Controlling men are often angry men as well; you need to be careful with regards to your own safety. Would suggest you also call Womens Aid; they can and will help you here.

I would also suggest you read "Why does he do that?" written by Lundy Bancroft as this is all about how controlling men operate.

upsidedownboyyouturnme · 22/02/2012 16:31

Hello Tie, I could have wriiten your post, been together slightly longer than you 20 yrs 2 DCs. When I look at your reasons my head screams out leave him, because I know what its like to be in your position, but I am struggling to leave.....

What would you say to me if you read mine....

  1. Money - Im constantly asked how much things cost/where have you got the money for that etc, if I ever had anything spare he would "suggest" what we spent it on. I work part time and lie when I do overtime now so I can squirrel the money away (a tip I got off here) saved £500 so far, not alot I know but good for me.
  1. The house - its never tidy enough. I'm constantly told its a mess, it smells (it doesnt - and the mess is only toys). He says I dont take pride in the house. If he is doing something like putting something away he cant stand it if i'm sat down reading etc, he will make sure he asks(tells) me to do something, are you going to wash up/put the washing in/hoover while i'm doing this.

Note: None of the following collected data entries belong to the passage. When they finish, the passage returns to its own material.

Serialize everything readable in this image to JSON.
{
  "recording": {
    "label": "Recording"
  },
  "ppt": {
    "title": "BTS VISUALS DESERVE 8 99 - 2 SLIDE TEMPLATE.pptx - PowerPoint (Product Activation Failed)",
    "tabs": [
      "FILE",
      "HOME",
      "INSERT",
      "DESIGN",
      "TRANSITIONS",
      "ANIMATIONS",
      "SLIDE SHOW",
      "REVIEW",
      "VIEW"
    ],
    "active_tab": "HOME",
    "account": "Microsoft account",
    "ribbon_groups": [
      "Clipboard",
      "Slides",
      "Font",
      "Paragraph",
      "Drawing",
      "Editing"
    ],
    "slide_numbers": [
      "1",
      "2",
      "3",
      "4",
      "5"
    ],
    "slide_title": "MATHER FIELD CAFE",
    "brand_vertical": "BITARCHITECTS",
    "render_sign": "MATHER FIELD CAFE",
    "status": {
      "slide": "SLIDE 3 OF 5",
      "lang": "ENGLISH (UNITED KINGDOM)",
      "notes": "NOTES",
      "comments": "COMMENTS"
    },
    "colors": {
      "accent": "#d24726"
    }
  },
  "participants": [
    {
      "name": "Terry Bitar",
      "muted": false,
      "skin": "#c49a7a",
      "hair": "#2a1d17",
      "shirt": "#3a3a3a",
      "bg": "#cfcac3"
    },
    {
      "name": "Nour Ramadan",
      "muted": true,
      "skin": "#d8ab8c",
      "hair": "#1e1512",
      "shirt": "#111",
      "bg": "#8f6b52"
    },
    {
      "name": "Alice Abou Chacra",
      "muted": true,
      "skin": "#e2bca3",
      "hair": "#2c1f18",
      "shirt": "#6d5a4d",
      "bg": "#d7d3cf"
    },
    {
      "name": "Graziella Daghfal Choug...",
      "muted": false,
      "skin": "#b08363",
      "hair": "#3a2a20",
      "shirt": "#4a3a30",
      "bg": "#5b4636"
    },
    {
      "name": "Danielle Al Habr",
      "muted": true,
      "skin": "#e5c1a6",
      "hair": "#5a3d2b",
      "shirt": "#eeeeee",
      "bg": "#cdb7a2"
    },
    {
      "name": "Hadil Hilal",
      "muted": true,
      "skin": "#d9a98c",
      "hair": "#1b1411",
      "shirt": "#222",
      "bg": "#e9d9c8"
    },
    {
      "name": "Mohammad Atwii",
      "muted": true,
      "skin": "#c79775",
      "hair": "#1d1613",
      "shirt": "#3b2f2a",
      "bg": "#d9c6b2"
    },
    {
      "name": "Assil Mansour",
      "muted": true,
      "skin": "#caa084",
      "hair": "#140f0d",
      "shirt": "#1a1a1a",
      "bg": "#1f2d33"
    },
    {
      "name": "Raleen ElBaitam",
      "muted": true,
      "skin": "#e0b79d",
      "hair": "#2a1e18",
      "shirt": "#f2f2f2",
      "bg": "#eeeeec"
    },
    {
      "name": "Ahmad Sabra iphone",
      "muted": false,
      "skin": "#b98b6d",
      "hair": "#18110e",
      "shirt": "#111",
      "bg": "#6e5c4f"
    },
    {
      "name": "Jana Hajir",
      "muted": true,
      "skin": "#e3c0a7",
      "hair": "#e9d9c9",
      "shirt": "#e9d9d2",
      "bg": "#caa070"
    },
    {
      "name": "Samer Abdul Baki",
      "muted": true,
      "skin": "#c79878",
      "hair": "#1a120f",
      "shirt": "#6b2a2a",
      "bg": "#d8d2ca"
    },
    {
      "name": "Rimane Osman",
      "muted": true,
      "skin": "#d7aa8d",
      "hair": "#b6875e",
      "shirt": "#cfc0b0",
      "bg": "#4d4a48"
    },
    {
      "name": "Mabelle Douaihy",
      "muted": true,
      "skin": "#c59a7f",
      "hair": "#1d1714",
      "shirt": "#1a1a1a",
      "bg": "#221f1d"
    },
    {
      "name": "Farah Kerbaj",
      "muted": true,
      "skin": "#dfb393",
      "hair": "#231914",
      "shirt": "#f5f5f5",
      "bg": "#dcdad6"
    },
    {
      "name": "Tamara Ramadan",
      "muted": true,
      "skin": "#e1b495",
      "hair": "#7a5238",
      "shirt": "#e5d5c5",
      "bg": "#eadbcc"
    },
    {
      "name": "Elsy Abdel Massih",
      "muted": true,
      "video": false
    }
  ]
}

If hes out he wants to know what I have done when he gets in regarding housework.
  1. Personal - He shows harldy any emotion towards me. We never kiss/cuddle, he kisses the dogs more than me. The only time he is nice is when he wants sex, then I feel more like an object. I know this is WAY too much info - but when we are finished he "wipes" himself on my skin instead of going to the bathroom. If I dont move away quick enough to get him a tissue, I FUCKING HATE THIS - infact thinking about it this makes me feel so worthless.
  1. Family/friends - he cant stand any of them, he picks fault with them all the time and all I do is defend them. Constant digs when I go out just enough to take the enjoyment of of any evening I have planned.

I could go on and on but I'm depressing myself now (and not trying to hijack your thread SORRY)! But what would you tell me? our reasons are quite similar, both men are obviously controlling and doing a good job of it. Like you the thought of another 20 years of this makes me want to jump off a bridge (I wouldn't though - the fucker would get my life insurance)

Uppy x

glastocat · 22/02/2012 16:35

upsidedown,WT Actual Fuck? He wipes his dick on you? Instead of using a tissue? I hope to fuck I've read that wrong,but that has genuinely shocked me! I really hope you are making plans to get away from this complete waste of skin.

HotDAMNlifeisgood · 22/02/2012 16:36

Your reasons to go are all excellent.

Glad to hear you intend to act on them.